ENGAGING YOUNG WOMEN AS COMMUNITY MOBILIZERS TO INCREASE PARTICIPATION AND INCLUSION
Sia Nowrojee is Executive Director of the 3D Program for Girls and Women.
This piece was written for the 11 Days for Community-Led Development campaign by the Movement for Community-Led Development (MCLD), promoting global experiences and understanding of community-led development by highlighting characteristics of CLD. The 3D Program is a global partner of MCLD.
When community members are involved in their own development, we can achieve more. The 3D Program for Girls and Women is committed to advancing gender equality by facilitating the participation and leadership of women in local programs. Together with our partners, the waste pickers’ union (Kagad Kach Patra Kashtakari Panchayat (KKPKP)) and cooperative SWaCH in Pune City, India, we are doing this while working to advance the social inclusion of waste pickers, over 70 percent of whom are women.
The first step in this process was a mapping of the barriers that waste pickers and their families face in accessing social welfare benefits and entitlements. The next step was designing a solution – a hub-and-spoke model, comprising a central workers resources center (Kashtakari Sadhan Kendra) and a network of community-based satellite centers (Kashtakari Seva Kendras) to improve access to programs, opportunities and entitlements. The centers are located in the slum communities where waste pickers live, are open during hours when waste pickers are not working and are staffed by local community members.
The Kashtakari model was put in place about a year before the COVID struck. Since then, there have been significant increases in the enrolment of waste pickers and their family members in programs across sectors, particularly health programs and education scholarship programs. During the pandemic, many of the programs waste pickers rely on were disrupted and barriers to access were exacerbated. Designed to address those barriers before the pandemic, the Kashtakari model has proved effective in facilitating vital flows of information and lifesaving supplies during the crisis.

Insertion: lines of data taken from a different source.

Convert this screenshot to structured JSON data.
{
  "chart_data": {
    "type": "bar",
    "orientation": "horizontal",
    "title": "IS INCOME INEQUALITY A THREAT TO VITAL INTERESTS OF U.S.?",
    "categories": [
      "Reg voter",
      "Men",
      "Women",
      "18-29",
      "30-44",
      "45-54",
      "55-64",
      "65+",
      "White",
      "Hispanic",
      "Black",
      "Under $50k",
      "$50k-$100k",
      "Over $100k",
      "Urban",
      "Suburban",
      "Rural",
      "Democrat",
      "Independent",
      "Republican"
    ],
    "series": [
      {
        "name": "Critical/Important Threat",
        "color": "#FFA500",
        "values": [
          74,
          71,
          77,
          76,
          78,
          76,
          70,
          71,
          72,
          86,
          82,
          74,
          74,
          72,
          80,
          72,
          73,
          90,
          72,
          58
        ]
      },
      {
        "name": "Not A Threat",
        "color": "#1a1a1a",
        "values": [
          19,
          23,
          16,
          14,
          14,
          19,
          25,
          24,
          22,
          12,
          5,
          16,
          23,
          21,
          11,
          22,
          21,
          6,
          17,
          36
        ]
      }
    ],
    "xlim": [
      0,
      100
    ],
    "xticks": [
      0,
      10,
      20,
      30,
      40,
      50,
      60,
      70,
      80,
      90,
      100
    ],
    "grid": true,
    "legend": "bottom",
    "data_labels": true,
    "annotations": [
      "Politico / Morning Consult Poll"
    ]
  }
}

The community kendras have also provided opportunities to empower the young women who work with them as community mobilizers. These young women, who typically are Sunbais or daughters-in-law of the waste pickers, are now earning a livelihood, many for the first time. They are also challenging prevalent social norms and stereotypical expectations that young wives and mothers should prioritize their family’s domestic requirements and be home in the evenings. The Sunbais are learning new skills, increasing their mobility, growing in confidence and becoming more assertive. As they are being recognized as indispensable resources in the community, their social status within their families has improved, and their social capital in the community has increased.
The Sunbais are aware of the importance of the work they do and the impact it has had on their own lives:
My work has changed the dynamics within my family. Everyone views me differently now. They respect me more now, for what I do for others, and for what I am. I now make decisions confidently and my family accepts my point of view without argument. My opinions matter and often shape theirs too. In the same way, union members also question me less and accept my recommendations.
– Vijeta Salve, Dandekar Pul Kashtakari Seva Kendra
I used to be lost in household chores. Now, I have stepped out and I feel I have seen the world. My problems seem trivial in the larger context. Earning some money and being able to contribute to the family is empowering.
– Gauri Waghmare, Shivajinagar Kashtakari Seva Kendra
My work has helped me grow. I am out of the house, and I have started interacting with more people. I understand people better now. I have begun to make big decisions comfortably. Traveling used to be a big challenge, but now I have stepped out, it is easy, and my mobility has increased my overall confidence. I ask my husband to help with some of the housework and he obliges. Now we take all decisions together and consult each other on everything.
– Reshma Barik, Taljai Kashtakari Seva Kendra
After over 27 years of mobilizing waste pickers to gain voice and strength at the municipal, state and even national levels, the Kashtakari Seva model is proving to be a platform through which KKPKP and SWaCH are re-energizing and expanding mobilization, strengthening collective action, raising their profile and level of activity in communities across the city, and engaging newer and less active members. Outreach to members has improved through the Sunbais, who can quickly and easily reach the members within their jurisdiction. The union has been able to reconnect with members they lost touch with and reach younger, new members. Additionally, the success of the Kendra teams in facilitating emergency responses during the COVID-19 pandemic demonstrated the power of both the model and collective action at the local level.